Resumo: O presente trabalho analisa a polêmica questão da razoabilidade temporal do processo em face de sua efetividade, demonstrando a inseparável ligação entre tutela emergencial e direitos fundamentais. Sem prejuízo, tece considerações a respeito dos intrigantes conflitos de preceitos constitucionais que circundam a tutela de urgência, embasando-se, à luz da moderna e desejável visão constitucional do processo civil, na festejada hermenêutica da ponderação de valores.
Palavras-chave: Tutela de urgência; Direitos fundamentais; Acesso à justiça; Efetividade processual; Ponderação de valores.
1. Em tempos de imensurável dinamicidade das relações humanas, ganha especial enfoque a questão da efetividade do processo no tempo. Não são raras as vezes em que vislumbramos o perecimento do direito material (que se busca proteger) em face da morosidade processual.

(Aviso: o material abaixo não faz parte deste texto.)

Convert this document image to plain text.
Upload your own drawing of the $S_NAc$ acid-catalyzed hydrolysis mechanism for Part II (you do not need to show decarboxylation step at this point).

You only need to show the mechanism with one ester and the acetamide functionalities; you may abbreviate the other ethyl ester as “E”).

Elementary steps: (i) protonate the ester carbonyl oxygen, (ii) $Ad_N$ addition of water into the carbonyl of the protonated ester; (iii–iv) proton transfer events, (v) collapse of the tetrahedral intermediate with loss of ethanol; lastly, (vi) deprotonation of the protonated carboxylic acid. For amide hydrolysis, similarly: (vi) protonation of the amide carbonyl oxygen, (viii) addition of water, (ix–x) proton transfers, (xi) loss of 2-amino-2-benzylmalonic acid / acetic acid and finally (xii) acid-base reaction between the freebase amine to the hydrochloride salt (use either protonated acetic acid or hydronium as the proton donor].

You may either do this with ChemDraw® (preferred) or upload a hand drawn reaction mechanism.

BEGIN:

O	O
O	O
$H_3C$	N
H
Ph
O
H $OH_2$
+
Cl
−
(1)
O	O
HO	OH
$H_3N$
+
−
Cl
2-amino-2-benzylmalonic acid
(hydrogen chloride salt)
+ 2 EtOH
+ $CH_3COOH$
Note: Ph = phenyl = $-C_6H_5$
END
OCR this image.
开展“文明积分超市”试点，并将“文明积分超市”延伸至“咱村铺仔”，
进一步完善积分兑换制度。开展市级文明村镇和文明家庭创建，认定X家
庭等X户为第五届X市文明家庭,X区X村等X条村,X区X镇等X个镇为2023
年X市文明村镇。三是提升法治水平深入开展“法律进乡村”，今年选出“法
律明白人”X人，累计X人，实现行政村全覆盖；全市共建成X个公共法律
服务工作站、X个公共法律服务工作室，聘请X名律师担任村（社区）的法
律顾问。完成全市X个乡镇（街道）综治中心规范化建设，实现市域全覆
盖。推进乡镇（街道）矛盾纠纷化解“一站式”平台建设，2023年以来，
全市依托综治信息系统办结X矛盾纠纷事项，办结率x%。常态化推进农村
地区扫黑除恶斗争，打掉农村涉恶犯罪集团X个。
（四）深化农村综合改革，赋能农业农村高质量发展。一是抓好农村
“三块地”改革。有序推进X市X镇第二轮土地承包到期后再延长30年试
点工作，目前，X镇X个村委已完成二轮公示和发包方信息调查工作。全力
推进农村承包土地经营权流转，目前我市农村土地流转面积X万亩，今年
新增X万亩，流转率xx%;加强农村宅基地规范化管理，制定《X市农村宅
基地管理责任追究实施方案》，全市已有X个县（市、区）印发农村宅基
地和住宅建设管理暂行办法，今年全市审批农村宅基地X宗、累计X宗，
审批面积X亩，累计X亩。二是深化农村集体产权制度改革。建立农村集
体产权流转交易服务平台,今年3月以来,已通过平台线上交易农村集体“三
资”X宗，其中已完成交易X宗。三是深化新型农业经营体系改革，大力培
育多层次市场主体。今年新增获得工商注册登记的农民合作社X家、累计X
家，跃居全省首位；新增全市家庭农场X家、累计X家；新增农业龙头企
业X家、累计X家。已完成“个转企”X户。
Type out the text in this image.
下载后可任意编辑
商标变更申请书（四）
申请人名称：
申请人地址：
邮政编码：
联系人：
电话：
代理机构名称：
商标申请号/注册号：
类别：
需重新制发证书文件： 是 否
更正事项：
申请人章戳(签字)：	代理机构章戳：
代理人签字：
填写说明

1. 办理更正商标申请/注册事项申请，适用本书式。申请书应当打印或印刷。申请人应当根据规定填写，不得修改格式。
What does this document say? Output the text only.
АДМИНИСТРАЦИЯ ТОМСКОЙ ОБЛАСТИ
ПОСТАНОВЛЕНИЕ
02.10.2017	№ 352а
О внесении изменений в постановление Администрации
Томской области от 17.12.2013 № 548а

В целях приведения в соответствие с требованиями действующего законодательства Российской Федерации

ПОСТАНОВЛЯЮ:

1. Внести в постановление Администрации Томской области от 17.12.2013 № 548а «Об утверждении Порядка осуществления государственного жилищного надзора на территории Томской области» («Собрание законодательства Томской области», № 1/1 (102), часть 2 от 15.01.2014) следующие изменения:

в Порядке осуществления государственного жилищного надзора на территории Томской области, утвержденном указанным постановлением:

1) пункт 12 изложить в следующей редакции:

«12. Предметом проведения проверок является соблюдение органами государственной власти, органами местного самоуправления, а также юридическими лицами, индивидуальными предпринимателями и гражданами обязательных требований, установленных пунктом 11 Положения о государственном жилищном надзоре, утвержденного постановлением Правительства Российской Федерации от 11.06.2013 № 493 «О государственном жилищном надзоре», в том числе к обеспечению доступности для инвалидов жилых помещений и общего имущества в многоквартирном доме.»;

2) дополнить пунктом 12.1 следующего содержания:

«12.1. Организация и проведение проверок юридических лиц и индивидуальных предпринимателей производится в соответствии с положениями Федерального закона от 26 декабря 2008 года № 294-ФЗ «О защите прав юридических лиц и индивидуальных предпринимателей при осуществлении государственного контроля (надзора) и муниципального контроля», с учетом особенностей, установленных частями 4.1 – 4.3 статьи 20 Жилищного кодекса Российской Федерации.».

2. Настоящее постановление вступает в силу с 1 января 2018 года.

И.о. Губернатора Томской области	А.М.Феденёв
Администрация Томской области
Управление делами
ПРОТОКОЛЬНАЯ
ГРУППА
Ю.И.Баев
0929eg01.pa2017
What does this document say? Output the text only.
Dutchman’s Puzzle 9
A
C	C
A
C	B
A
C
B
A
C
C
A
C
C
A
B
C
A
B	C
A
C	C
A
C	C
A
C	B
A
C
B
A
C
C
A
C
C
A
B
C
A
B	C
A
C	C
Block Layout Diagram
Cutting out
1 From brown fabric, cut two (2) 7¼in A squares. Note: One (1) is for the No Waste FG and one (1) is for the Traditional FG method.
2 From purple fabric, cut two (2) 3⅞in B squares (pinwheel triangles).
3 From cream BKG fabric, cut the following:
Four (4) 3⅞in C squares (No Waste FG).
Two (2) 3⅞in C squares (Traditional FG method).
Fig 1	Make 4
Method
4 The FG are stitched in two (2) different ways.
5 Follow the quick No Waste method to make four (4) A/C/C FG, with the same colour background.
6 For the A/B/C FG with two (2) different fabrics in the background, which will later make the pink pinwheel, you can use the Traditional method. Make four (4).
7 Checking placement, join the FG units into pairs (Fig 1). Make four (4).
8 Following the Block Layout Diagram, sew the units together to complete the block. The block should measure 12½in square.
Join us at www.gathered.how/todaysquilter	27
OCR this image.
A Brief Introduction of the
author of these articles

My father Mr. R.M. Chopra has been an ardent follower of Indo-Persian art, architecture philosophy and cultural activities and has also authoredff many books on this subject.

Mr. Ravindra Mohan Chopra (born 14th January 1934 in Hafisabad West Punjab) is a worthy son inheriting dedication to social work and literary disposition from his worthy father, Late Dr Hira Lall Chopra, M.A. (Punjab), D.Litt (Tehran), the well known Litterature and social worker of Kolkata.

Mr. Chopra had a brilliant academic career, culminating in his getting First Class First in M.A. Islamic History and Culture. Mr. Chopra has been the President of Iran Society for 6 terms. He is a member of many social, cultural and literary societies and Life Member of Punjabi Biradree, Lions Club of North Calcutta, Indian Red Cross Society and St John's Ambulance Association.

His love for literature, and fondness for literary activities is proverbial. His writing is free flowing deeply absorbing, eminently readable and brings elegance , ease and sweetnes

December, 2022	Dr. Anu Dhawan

Como já lembrou José Augusto Delgado (2005, p. 359), “há consciência de que, não obstante o avanço do processo nos últimos cem anos, ele não se preocupou com a eficácia do fenômeno tempo. Hoje não pode mais ser ignorada essa situação. Há exigência de que o Estado a enfrente de modo definitivo e que a resolva de modo mais rápido possível”.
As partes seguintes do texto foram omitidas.